Git Product home page Git Product logo

Comments (9)

mmalohlava avatar mmalohlava commented on May 28, 2024

Hi Raghav,

thank you for the comment!

First, let me clarify motivation for Sparkling Water: from our point of view we want to enable Spark
and H2O users to use both platforms together easily and hence bring benefits for both platforms.
Mainly, if you have an existing Spark workflow and you would like to use advanced ML toolbox or
other services provided by H2O.

Definitely, I can imagine much more tighter integration using Spark execution primitives, but
current integration (which can be considered really simple) allows us to provide all H2O services
(including UI, R/Python connectors) on the top of Spark, evaluate users demands, and mainly to
create non-trivial applications on the top of both platforms.

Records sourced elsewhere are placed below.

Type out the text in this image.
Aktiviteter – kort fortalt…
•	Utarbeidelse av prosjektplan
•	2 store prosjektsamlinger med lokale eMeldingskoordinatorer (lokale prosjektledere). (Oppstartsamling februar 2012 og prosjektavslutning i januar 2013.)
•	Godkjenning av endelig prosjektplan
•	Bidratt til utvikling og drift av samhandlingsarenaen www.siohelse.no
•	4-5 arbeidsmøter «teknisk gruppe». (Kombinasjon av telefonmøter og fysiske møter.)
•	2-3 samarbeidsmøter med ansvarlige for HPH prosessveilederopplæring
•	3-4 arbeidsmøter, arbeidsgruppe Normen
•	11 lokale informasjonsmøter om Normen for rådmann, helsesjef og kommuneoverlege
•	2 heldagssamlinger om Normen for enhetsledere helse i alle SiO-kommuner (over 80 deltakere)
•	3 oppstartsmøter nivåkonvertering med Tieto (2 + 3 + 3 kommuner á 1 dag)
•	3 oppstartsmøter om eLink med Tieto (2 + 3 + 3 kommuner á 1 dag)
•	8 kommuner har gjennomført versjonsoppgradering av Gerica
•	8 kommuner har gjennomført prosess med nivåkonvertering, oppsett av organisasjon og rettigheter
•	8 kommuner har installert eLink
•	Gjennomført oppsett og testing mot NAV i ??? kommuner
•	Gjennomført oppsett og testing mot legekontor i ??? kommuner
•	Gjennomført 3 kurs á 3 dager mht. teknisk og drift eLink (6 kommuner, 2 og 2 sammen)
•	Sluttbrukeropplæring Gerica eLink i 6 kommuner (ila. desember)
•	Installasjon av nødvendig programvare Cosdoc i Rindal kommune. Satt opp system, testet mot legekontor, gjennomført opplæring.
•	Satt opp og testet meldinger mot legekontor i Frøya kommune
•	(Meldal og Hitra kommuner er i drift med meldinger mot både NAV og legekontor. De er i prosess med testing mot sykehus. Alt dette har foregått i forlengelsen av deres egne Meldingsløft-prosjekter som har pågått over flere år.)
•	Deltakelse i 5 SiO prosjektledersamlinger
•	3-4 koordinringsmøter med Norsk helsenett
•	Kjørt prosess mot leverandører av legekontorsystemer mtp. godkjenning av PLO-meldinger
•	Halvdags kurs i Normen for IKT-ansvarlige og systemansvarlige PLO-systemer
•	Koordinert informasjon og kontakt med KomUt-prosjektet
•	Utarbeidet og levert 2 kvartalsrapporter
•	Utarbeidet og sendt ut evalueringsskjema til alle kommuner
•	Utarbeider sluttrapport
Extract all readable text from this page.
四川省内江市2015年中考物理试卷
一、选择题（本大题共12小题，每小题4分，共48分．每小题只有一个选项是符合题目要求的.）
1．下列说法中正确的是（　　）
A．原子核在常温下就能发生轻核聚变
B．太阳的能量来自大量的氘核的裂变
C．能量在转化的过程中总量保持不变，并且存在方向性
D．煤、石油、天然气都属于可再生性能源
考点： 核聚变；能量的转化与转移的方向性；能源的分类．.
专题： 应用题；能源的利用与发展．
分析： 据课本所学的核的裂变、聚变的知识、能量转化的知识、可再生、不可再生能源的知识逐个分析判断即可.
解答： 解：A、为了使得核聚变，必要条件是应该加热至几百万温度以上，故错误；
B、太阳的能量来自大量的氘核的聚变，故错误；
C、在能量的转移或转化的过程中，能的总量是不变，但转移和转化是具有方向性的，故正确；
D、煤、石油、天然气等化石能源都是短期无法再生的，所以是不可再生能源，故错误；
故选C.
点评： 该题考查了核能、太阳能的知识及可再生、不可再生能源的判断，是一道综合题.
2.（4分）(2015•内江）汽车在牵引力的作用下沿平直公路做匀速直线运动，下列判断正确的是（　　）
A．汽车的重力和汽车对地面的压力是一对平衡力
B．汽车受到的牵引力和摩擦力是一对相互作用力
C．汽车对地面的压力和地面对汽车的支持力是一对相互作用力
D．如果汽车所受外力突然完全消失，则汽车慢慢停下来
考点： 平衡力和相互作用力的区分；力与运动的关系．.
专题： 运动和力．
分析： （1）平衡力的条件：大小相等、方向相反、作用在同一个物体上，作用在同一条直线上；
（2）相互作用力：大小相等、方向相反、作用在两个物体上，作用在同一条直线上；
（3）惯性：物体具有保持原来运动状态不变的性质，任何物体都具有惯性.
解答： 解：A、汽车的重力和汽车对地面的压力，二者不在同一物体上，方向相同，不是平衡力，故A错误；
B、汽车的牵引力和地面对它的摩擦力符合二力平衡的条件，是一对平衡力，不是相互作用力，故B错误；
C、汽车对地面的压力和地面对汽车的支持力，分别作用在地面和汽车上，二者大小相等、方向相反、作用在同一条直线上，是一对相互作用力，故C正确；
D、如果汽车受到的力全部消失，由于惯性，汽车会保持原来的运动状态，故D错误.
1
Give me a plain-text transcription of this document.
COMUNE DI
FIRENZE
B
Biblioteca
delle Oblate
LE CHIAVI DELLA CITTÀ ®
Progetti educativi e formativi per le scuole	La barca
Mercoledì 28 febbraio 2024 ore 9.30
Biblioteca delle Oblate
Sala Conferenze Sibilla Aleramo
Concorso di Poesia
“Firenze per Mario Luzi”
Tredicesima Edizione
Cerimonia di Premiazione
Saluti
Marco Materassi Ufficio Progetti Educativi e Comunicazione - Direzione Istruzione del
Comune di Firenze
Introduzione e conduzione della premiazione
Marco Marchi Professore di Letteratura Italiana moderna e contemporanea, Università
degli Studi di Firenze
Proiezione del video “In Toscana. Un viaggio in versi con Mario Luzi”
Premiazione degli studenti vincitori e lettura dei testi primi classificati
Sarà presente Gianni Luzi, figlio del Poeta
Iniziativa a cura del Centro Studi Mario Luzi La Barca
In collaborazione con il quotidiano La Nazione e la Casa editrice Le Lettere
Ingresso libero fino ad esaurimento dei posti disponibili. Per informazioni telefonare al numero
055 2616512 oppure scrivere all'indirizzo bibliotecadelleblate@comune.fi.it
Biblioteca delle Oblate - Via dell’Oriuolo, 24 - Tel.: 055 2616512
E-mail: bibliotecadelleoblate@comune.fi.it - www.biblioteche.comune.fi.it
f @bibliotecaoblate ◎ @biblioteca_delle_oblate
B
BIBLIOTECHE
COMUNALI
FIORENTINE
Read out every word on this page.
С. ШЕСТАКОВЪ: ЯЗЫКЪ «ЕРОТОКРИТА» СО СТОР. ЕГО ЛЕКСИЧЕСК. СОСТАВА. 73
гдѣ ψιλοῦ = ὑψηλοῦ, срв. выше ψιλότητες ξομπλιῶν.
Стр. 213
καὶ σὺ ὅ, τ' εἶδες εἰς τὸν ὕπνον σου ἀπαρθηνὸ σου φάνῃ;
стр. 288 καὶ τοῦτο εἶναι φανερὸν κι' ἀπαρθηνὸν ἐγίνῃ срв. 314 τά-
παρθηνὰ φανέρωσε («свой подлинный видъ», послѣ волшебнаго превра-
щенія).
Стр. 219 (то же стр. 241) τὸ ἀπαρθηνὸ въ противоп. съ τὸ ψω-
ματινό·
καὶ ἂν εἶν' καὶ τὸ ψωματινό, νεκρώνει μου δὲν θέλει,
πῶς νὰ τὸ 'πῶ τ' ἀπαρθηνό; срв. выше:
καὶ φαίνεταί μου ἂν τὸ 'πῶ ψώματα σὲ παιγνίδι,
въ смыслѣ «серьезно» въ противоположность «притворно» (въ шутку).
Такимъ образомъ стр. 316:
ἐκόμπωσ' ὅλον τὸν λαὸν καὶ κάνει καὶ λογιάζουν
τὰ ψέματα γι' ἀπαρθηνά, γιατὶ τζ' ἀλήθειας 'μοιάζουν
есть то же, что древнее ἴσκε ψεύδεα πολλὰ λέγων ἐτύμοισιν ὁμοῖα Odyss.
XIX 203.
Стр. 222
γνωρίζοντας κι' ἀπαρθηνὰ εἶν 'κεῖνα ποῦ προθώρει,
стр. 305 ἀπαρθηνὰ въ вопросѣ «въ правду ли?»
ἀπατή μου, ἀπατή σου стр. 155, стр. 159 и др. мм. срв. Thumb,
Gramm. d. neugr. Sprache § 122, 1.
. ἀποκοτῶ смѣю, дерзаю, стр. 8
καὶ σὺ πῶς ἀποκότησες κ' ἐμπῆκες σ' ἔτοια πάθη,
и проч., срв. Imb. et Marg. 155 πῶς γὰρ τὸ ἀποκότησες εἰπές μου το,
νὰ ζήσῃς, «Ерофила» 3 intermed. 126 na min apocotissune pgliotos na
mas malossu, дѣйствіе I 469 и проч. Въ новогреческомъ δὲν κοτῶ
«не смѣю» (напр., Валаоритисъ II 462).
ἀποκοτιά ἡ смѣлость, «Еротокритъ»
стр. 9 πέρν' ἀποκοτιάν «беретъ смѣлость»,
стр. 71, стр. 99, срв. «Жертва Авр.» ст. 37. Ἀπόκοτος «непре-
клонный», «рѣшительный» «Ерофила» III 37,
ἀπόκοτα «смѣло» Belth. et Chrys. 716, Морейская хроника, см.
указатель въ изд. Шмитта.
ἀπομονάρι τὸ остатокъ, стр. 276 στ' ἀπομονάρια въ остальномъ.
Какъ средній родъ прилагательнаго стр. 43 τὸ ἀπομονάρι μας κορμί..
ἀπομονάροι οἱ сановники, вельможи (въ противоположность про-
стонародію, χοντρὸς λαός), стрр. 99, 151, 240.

I am not a Flink expert, however based on discussion with Flink guys Kostas and Stephan we figured
out that the integration of H2O with Flink (in the way as it is done in Sparkling Water) should be
straight forward (if i remember well they mentioned a few technical obstacles which were considered
more like cosmetics details).

I can still see benefits for Flink and H2O from integration - the same benefits which we stress for
Sparkling Water - although the integration would not be technically perfect.

Please let me know if you would like to discuss integration in more details, or do code review!
Thank you!
michal

Dne 4/16/15 v 10:11 PM raghavchalapathy napsal(a):

Hi Michal

I was working on integrating H20 with FLINK , but I observe that FLINK roadmap are following a
Mahout DSL between Flink and Mahout along the same lines as the integration with Spark, rather
than in the way it is done with H2O.

Refer to this link below
http://mail-archives.apache.org/mod_mbox/flink-dev/201501.mbox/%3CCANC1h_s=DtNjS+KQcU-Uxdb=i+_o4KPV-EOKQacr-KpPFX_OKw@mail.gmail.com%3E

Kindly advice are there any limitations / necessity for integrating FLINK with H20

I believe FLINK would benefit with the fact that
H20 provides deep learning out of the box
Using R Data frames
Please correct me if I am wrong

Raghav


Reply to this email directly or view it on GitHub #7.

from sparkling-water.

raghavchalapathy avatar raghavchalapathy commented on May 28, 2024

Thank you so much for the eloborate insight !!
shall get in touch with you approriately

with regards
Raghav

from sparkling-water.

alexeyegorov avatar alexeyegorov commented on May 28, 2024

Just out of curiosity: what is the current status on "flinking water" as the last response about this topic is around year ago?

from sparkling-water.

mmalohlava avatar mmalohlava commented on May 28, 2024

@alexeyegorov no updates on our side. No news from @raghavchalapathy so far.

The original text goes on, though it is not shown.